Thank you all for your comments. Since I'm alone so much, interacting with you is something I'm looking forward to every day. I just love to read both your posts and your comments to mine. I didn't reply to the last comments because after I came back from my road trip, I was totally exhausted. I went to bed real early, but I was still so darned tired yesterday, I just rested all day, feeling pretty useless. I feel better now and I've accomplished a few things today.
So on Thursday, I took off down the mountain in the Jeep. I was a little worried about this new experience, but the windstorm had subsided and the weather was gorgeous, so off I went. I played the Eagles Greatest Hits over and over and it didn't take long before I started to feel like I was much, much younger and much, much happier than I had been in a long time. I can't sing AT ALL, but I love to sing along when alone in a car and what's better for a road trip in the desert mountains than the Eagles?
As for the Jeep, I think it's best to be both tall and young, or at least in good shape, if you're going to drive one. It fit me and my long legs perfectly. It's easy to drive, but I wouldn't go too fast in it, and of course easy to park. I just loved it! What's not to love about a vehicle that makes you feel young and happy?
It was much warmer in Bakersfield and very pretty early fall weather. While waiting my turn in my endocrinologist's office, I got involved in another woman's trauma. I had just had a trauma of my own, seeing a poor lost young dog trying to cross a busy street and being completely unable to help it. I hate those things; I never used to be as upset about seeing lost dogs in trouble as I am now.
So I arrived at the doctor's office in tears more or less. But then there was this woman. She said she had had Type 1 diabetes for 43 years, since she was one, so she must have been no more than 44, but looked much older. She had forgotten her glucose meter and the doctor would not see her without the meter. Like me, she had an insulin pump and the doctor can't make the proper adjustment without seeing the test results from the meter.

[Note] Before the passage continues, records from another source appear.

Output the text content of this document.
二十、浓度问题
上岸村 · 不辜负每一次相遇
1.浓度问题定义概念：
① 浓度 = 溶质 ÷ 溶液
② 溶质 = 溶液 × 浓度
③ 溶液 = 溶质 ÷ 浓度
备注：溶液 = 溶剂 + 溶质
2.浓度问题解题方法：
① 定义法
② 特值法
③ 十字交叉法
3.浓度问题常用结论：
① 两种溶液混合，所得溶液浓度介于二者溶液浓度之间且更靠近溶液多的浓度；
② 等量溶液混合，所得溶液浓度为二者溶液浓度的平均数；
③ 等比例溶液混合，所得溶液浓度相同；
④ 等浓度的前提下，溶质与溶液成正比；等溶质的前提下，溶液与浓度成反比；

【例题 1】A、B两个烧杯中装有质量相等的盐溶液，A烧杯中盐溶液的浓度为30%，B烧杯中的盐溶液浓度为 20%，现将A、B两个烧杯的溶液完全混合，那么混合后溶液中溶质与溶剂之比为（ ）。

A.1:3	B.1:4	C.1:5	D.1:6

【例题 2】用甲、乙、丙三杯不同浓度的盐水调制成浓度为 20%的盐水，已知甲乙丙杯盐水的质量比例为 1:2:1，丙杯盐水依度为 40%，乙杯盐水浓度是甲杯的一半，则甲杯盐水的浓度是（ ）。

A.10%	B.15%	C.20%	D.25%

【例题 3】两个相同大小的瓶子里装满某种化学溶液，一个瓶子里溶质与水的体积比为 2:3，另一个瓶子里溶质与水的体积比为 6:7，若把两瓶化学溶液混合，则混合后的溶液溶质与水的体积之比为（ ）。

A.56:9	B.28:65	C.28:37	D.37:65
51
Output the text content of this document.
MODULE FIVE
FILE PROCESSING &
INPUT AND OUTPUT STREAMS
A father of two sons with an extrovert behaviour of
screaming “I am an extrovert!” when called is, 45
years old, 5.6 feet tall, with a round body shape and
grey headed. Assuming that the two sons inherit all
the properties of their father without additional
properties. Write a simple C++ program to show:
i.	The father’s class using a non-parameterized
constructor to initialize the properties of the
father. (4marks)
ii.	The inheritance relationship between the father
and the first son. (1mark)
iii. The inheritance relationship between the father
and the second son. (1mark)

So this woman was crying and crying but her friend went back to her place to get the meter. I was sitting right there, so I got her some tissues and tried to calm her down. She had to walk with a walker, she was overweight, she smoked (terrible under any circumstances, but even more deadly if you have diabetes), and she told me her blood sugars were super high because she was getting epidural injections for her back problems (steroids tend to make your sugars go very high). I was listening with sympathy, I guess, because before long she began to tell me ALL her problems: her son, who was unemployed and uninsured, had been tentatively diagnosed bipolar, but no one would give him any medication for his disorder; and her son's girlfriend was expecting their baby any day. Then she said she was also bipolar, but on medication; and she suffered from a personality disorder, and something else that she mentioned, but I didn't ask her to clarify.
And she had no idea how to adjust her pump settings herself – not even a temporary adjustment, until she could see the doctor. I asked her if she had a user's manual – she said her son had packed it away in the garage. Phew, that was a lot for me to absorb and while I felt bad for her, there is just something about people who cannot or will not help themselves. I have been around life long enough to know that there is little you can do, but listen, as I did. And for a time I forgot about the lost dog.
My visit with the doctor was good. My three-month average blood sugar levels were lower than at my last visit, which was great and unexpected. They have been too high though, so he adjusted my insulin pump settings.
The drive back home, up the mountain, was uneventful and I was soon home again, greeted by happy dogs.
And by my husband, who had cooked good food and baked a carrot cake. It doesn't get better than that. He was thrilled that I liked to drive the Jeep, really happy about it. He's now back in LA again, but it's ok for now, more time for me to catch up with all of you.
I am sort of glad I met that woman because she made me see very clearly that, although I may have had a difficult time lately, what I'm going through is really nothing much at all. So life is good!